Most chain restaurants in the US are grown through franchising, where an equal business partner opens a new restaurant by investing their own money. Through this investment the franchise (ex: McDonald's) and the franchisee (investor) become equal partners in the restaurant's opening and share in the profits. While the franchise benefits financially through the growth and sale of these new restaurants it has very little control on specifics of how that business is run in terms of the elements presented in "From Strategy to Implementation"
1. People and Incentives
While franchises can offer suggested practices for start up businesses they are not always followed. The article used the example of the cookie company that advertised "Be your own boss" to managers. Naturally this attracted entrepreneurial investors who did not stick to the proven method of operation. On the other hand, many times corporate strategies are not applicable to all franchisees. McDonald's forced all restaurants to invest over $100,000 on new equipment for the McCafe but owners in and around Boston protested knowing that local people had a strong loyalty to Dunkin Donuts coffee. The franchisees proved right in this case that the McCafe was largely unsuccessful in Boston.
2. Supportive Activities
Non-franchised firms find it very difficult to align supporting activities in business even when they receive strategy from a top-down hierarchy. Many times franchised restaurants have differing suppliers, lenders, and differing hiring practices that make alignment of supporting activities as a corporation nearly impossible, especially considering franchisees often consider themselves independent owners.
3. Organizational Structure
To create a lean business process, managers often institute a horizontal hierarchy focusing more on teams and coaches rather than managers and personnel.
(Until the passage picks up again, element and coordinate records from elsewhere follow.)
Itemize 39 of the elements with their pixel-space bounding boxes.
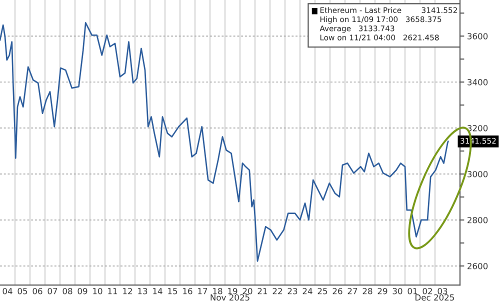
y-tick-label: 3600 [468, 33, 488, 40]
x-tick-label: 26 [332, 288, 342, 294]
x-tick-label: 08 [62, 288, 72, 294]
x-tick-label: 13 [138, 288, 148, 294]
x-tick-label: 20 [242, 288, 252, 294]
y-tick-label: 3400 [468, 79, 488, 86]
x-tick-label: 01 [408, 288, 418, 294]
x-tick-label: 30 [392, 288, 402, 294]
x-tick-label: 14 [153, 288, 162, 294]
x-tick-label: 24 [302, 288, 312, 294]
x-tick-label: 11 [108, 288, 118, 294]
x-tick-label: 04 [2, 288, 12, 294]
x-tick-label: 17 [198, 288, 208, 294]
x-tick-label: 12 [123, 288, 132, 294]
x-tick-label: 29 [378, 288, 388, 294]
x-tick-label: 07 [48, 288, 58, 294]
x-tick-label: 19 [228, 288, 238, 294]
y-tick-label: 3000 [468, 171, 488, 178]
x-tick-label: 22 [272, 288, 282, 294]
y-tick-label: 2800 [468, 216, 488, 224]
x-tick-label: 02 [422, 288, 432, 294]
y-tick-label: 3200 [468, 125, 488, 132]
text: Dec 2025 [416, 294, 454, 301]
text: Nov 2025 [210, 294, 250, 301]
x-tick-label: 23 [288, 288, 298, 294]
x-tick-label: 28 [362, 288, 372, 294]
x-tick-label: 15 [168, 288, 178, 294]
x-tick-label: 18 [213, 288, 222, 294]
line-series [0, 22, 449, 262]
x-tick-label: 25 [318, 288, 328, 294]
x-tick-label: 21 [258, 288, 268, 294]
y-tick-label: 2600 [468, 262, 488, 270]
x-tick-label: 06 [32, 288, 42, 294]
x-tick-label: 27 [348, 288, 358, 294]
x-tick-label: 16 [183, 288, 192, 294]
x-tick-label: 10 [93, 288, 102, 294]
x-tick-label: 03 [438, 288, 448, 294]
x-tick-label: 09 [78, 288, 88, 294]
x-tick-label: 05 [18, 288, 28, 294]
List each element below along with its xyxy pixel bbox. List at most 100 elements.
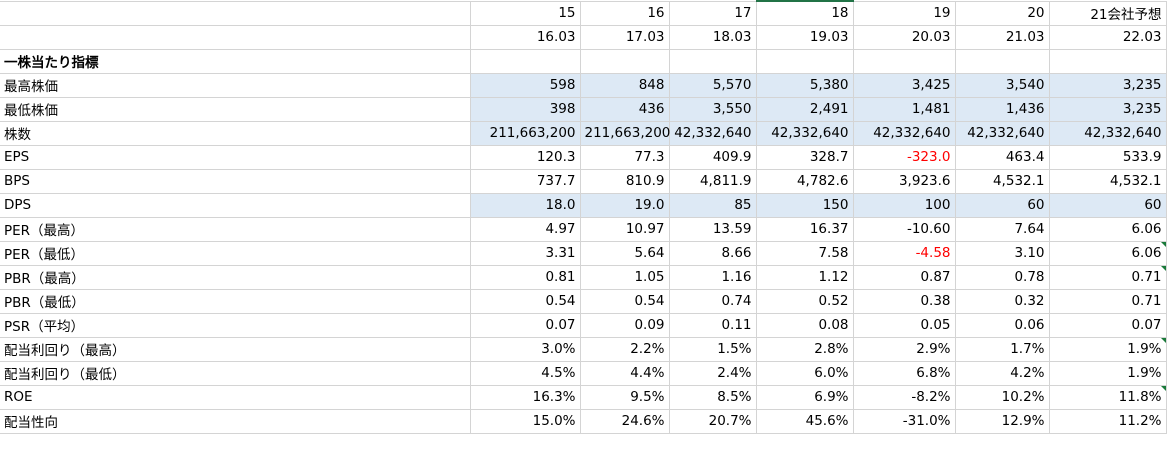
data-cell[interactable]: 42,332,640	[853, 121, 956, 146]
data-cell[interactable]: 1.7%	[955, 337, 1050, 362]
cell-date[interactable]: 16.03	[470, 25, 581, 50]
data-cell[interactable]: 0.54	[470, 289, 581, 314]
data-cell[interactable]: 42,332,640	[756, 121, 854, 146]
data-cell[interactable]: 737.7	[470, 169, 581, 194]
data-cell[interactable]: 1.9%	[1049, 337, 1167, 362]
data-cell[interactable]: 150	[756, 193, 854, 218]
section-title[interactable]: 一株当たり指標	[0, 49, 471, 74]
cell-period[interactable]: 16	[580, 0, 670, 26]
data-cell[interactable]: 3,425	[853, 73, 956, 98]
cell-period[interactable]: 21会社予想	[1049, 0, 1167, 26]
data-cell[interactable]: -8.2%	[853, 385, 956, 410]
data-cell[interactable]: 60	[1049, 193, 1167, 218]
data-cell[interactable]: 3.10	[955, 241, 1050, 266]
data-cell[interactable]: 3,540	[955, 73, 1050, 98]
data-cell[interactable]: 2.8%	[756, 337, 854, 362]
cell-header-corner[interactable]	[0, 25, 471, 50]
row-label[interactable]: 最高株価	[0, 73, 471, 98]
data-cell[interactable]: 6.06	[1049, 241, 1167, 266]
data-cell[interactable]: 0.38	[853, 289, 956, 314]
row-label[interactable]: PSR（平均）	[0, 313, 471, 338]
data-cell[interactable]: 18.0	[470, 193, 581, 218]
data-cell[interactable]: 0.71	[1049, 289, 1167, 314]
data-cell[interactable]: 16.3%	[470, 385, 581, 410]
data-cell[interactable]: 2.2%	[580, 337, 670, 362]
row-label[interactable]: PER（最高）	[0, 217, 471, 242]
data-cell[interactable]: 3.31	[470, 241, 581, 266]
data-cell[interactable]: 6.06	[1049, 217, 1167, 242]
data-cell[interactable]: 77.3	[580, 145, 670, 170]
data-cell[interactable]: 0.08	[756, 313, 854, 338]
data-cell[interactable]: 20.7%	[669, 409, 757, 434]
cell-empty[interactable]	[470, 49, 581, 74]
cell-date[interactable]: 17.03	[580, 25, 670, 50]
data-cell[interactable]: 4,811.9	[669, 169, 757, 194]
data-cell[interactable]: 0.52	[756, 289, 854, 314]
data-cell[interactable]: 2.9%	[853, 337, 956, 362]
data-cell[interactable]: 8.66	[669, 241, 757, 266]
data-cell[interactable]: 120.3	[470, 145, 581, 170]
row-label[interactable]: PBR（最低）	[0, 289, 471, 314]
data-cell[interactable]: 3,235	[1049, 97, 1167, 122]
row-label[interactable]: PER（最低）	[0, 241, 471, 266]
data-cell[interactable]: 0.54	[580, 289, 670, 314]
cell-period[interactable]: 17	[669, 0, 757, 26]
data-cell[interactable]: 85	[669, 193, 757, 218]
data-cell[interactable]: 533.9	[1049, 145, 1167, 170]
cell-period[interactable]: 19	[853, 0, 956, 26]
cell-empty[interactable]	[853, 49, 956, 74]
cell-period[interactable]: 20	[955, 0, 1050, 26]
data-cell[interactable]: 16.37	[756, 217, 854, 242]
data-cell[interactable]: 0.06	[955, 313, 1050, 338]
data-cell[interactable]: 11.8%	[1049, 385, 1167, 410]
data-cell[interactable]: 4.5%	[470, 361, 581, 386]
data-cell[interactable]: -31.0%	[853, 409, 956, 434]
data-cell[interactable]: 0.09	[580, 313, 670, 338]
data-cell[interactable]: 463.4	[955, 145, 1050, 170]
data-cell[interactable]: 0.81	[470, 265, 581, 290]
data-cell[interactable]: 5,380	[756, 73, 854, 98]
cell-header-corner[interactable]	[0, 0, 471, 26]
data-cell[interactable]: 60	[955, 193, 1050, 218]
data-cell[interactable]: 6.8%	[853, 361, 956, 386]
cell-date[interactable]: 22.03	[1049, 25, 1167, 50]
data-cell[interactable]: 2.4%	[669, 361, 757, 386]
data-cell[interactable]: 810.9	[580, 169, 670, 194]
data-cell[interactable]: 211,663,200	[580, 121, 670, 146]
data-cell[interactable]: 3.0%	[470, 337, 581, 362]
data-cell[interactable]: 5.64	[580, 241, 670, 266]
row-label[interactable]: 配当性向	[0, 409, 471, 434]
data-cell[interactable]: 4.4%	[580, 361, 670, 386]
row-label[interactable]: PBR（最高）	[0, 265, 471, 290]
data-cell[interactable]: 328.7	[756, 145, 854, 170]
data-cell[interactable]: 398	[470, 97, 581, 122]
data-cell[interactable]: 1.12	[756, 265, 854, 290]
row-label[interactable]: 最低株価	[0, 97, 471, 122]
data-cell[interactable]: 1.16	[669, 265, 757, 290]
data-cell[interactable]: 0.05	[853, 313, 956, 338]
data-cell[interactable]: 1.9%	[1049, 361, 1167, 386]
row-label[interactable]: 配当利回り（最低）	[0, 361, 471, 386]
data-cell[interactable]: 7.64	[955, 217, 1050, 242]
data-cell[interactable]: 3,923.6	[853, 169, 956, 194]
cell-date[interactable]: 19.03	[756, 25, 854, 50]
data-cell[interactable]: 45.6%	[756, 409, 854, 434]
cell-date[interactable]: 21.03	[955, 25, 1050, 50]
row-label[interactable]: 配当利回り（最高）	[0, 337, 471, 362]
data-cell[interactable]: 0.07	[1049, 313, 1167, 338]
data-cell[interactable]: 4,532.1	[1049, 169, 1167, 194]
cell-period[interactable]: 18	[756, 0, 854, 26]
row-label[interactable]: ROE	[0, 385, 471, 410]
data-cell[interactable]: 1,436	[955, 97, 1050, 122]
data-cell[interactable]: 5,570	[669, 73, 757, 98]
data-cell[interactable]: 0.11	[669, 313, 757, 338]
data-cell[interactable]: 9.5%	[580, 385, 670, 410]
cell-date[interactable]: 18.03	[669, 25, 757, 50]
cell-empty[interactable]	[580, 49, 670, 74]
data-cell[interactable]: 10.97	[580, 217, 670, 242]
data-cell[interactable]: -4.58	[853, 241, 956, 266]
row-label[interactable]: 株数	[0, 121, 471, 146]
data-cell[interactable]: 15.0%	[470, 409, 581, 434]
cell-empty[interactable]	[756, 49, 854, 74]
data-cell[interactable]: 10.2%	[955, 385, 1050, 410]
For this reason many franchised restaurants have customized operations unique to that store alone rather than an organizational structure as a corporation.
4. Culture and leadership
As an equal partner and investor in the business, franchisees often decide the culture among their employees although the restaurant experience to the customer is dictated by the corporation
I do not disagree with the author that these criteria are essential to successful strategy implementation I would only ask whether or not this is attainable in franchised restaurants. The menu and customer experience generally stay the same across the corporation but to be able to move strategically as a restaurant corporation seems nearly impossible. I believe a lack of ability to change or alter strategy is why there is such rapid growth and decline of restaurants chains. A successful restaurant with a unique strategy can expand quickly through franchising but when faced by superior competition it is rare that the corporation can act as a single unit to change its business strategy across its many franchised restaurants.
Question: After its growth for the sake of growth strategy, has Starbucks been able to successfully focus its goals and strategy on profits?